In view of the changing age structure across the states, a large labour supply is expected to occur from North Indian states towards South Indian states. However, migrants face several problems in their destinations states because their rights are not effectively protected. Moreover, sometimes there is violence against the migrants in many states. Therefore, migrants’ issues should be properly addressed in the destination states. Interestingly, due to the vast size of the working age population and a lack of employment possibilities, India has emerged as the world’s the largest supplier of adult emigrants while also emerging as the world’s largest recipient of foreign remittances. However, most of the emigrants are unskilled and semi-skilled workers especially moving towards the Gulf countries. As a result, enough skill and training should be provided prior to emigration so that these emigrants can earn higher wages overseas and send more remittances to the country.

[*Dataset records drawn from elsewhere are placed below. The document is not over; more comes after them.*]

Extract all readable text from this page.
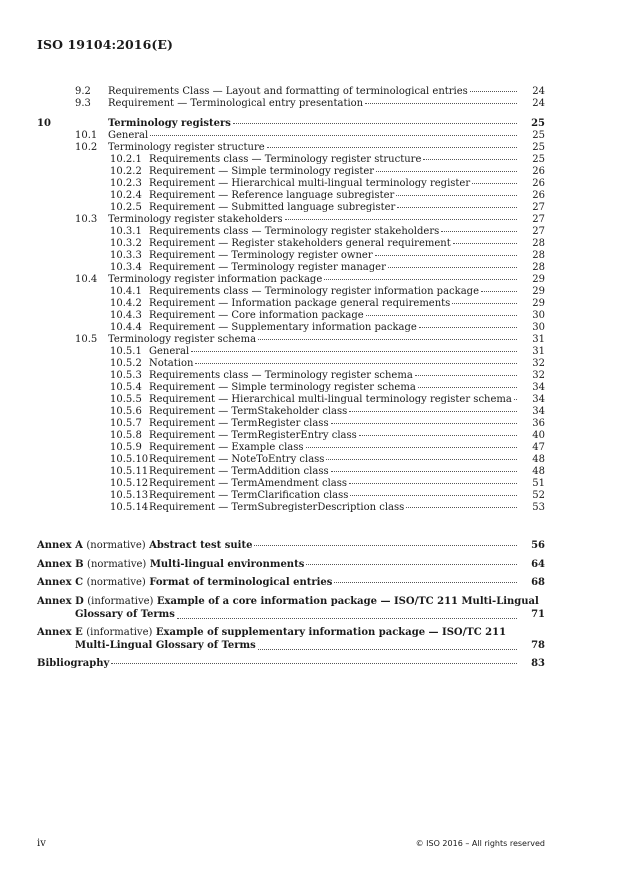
ISO 19104:2016(E)
9.2 Requirements Class — Layout and formatting of terminological entries	24
9.3 Requirement — Terminological entry presentation	24
10	Terminology registers	25
10.1 General	25
10.2 Terminology register structure	25
10.2.1 Requirements class — Terminology register structure	25
10.2.2 Requirement — Simple terminology register	26
10.2.3 Requirement — Hierarchical multi-lingual terminology register	26
10.2.4 Requirement — Reference language subregister	26
10.2.5 Requirement — Submitted language subregister	27
10.3 Terminology register stakeholders	27
10.3.1 Requirements class — Terminology register stakeholders	27
10.3.2 Requirement — Register stakeholders general requirement	28
10.3.3 Requirement — Terminology register owner	28
10.3.4 Requirement — Terminology register manager	28
10.4 Terminology register information package	29
10.4.1 Requirements class — Terminology register information package	29
10.4.2 Requirement — Information package general requirements	29
10.4.3 Requirement — Core information package	30
10.4.4 Requirement — Supplementary information package	30
10.5 Terminology register schema	31
10.5.1 General	31
10.5.2 Notation	32
10.5.3 Requirements class — Terminology register schema	32
10.5.4 Requirement — Simple terminology register schema	34
10.5.5 Requirement — Hierarchical multi-lingual terminology register schema	34
10.5.6 Requirement — TermStakeholder class	34
10.5.7 Requirement — TermRegister class	36
10.5.8 Requirement — TermRegisterEntry class	40
10.5.9 Requirement — Example class	47
10.5.10 Requirement — NoteToEntry class	48
10.5.11 Requirement — TermAddition class	48
10.5.12 Requirement — TermAmendment class	51
10.5.13 Requirement — TermClarification class	52
10.5.14 Requirement — TermSubregisterDescription class	53
Annex A (normative) Abstract test suite	56
Annex B (normative) Multi-lingual environments	64
Annex C (normative) Format of terminological entries	68
Annex D (informative) Example of a core information package — ISO/TC 211 Multi-Lingual
Glossary of Terms	71
Annex E (informative) Example of supplementary information package — ISO/TC 211
Multi-Lingual Glossary of Terms	78
Bibliography	83
iv	© ISO 2016 – All rights reserved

Health crises experienced during the second wave of Coronavirus pandemic, and women health conditions indicate the inadequate health infrastructure and poor access to health care facilities in the India. In view of these challenges associated with age structural transition, this study, therefore, suggests for effective policy implementation in employment, education and health sector with particular focus on the states with low level of age structural transition. The central and state governments must equip the youths with a high quality of education and skill development, and provide them adequate employment opportunities and access to affordable health care facilities. Special efforts should be made to improve female’s education, work participation, access to affordable health care services particularly in less developed sates in order to reap full benefits of the demographic dividend, leading to higher economic growth, social development, and prosperity in the country. States with high level of age structural transition and ageing need to focus on ensuring the socio-economic security of their increasing older population, old age related health care facilities etc. In these states, as the share of working population is expected to decline while the life expectancy has risen significantly and many older people are physically fit to work in the older ages. Therefore, the central and state governments should consider raising the retirement age of all the employees.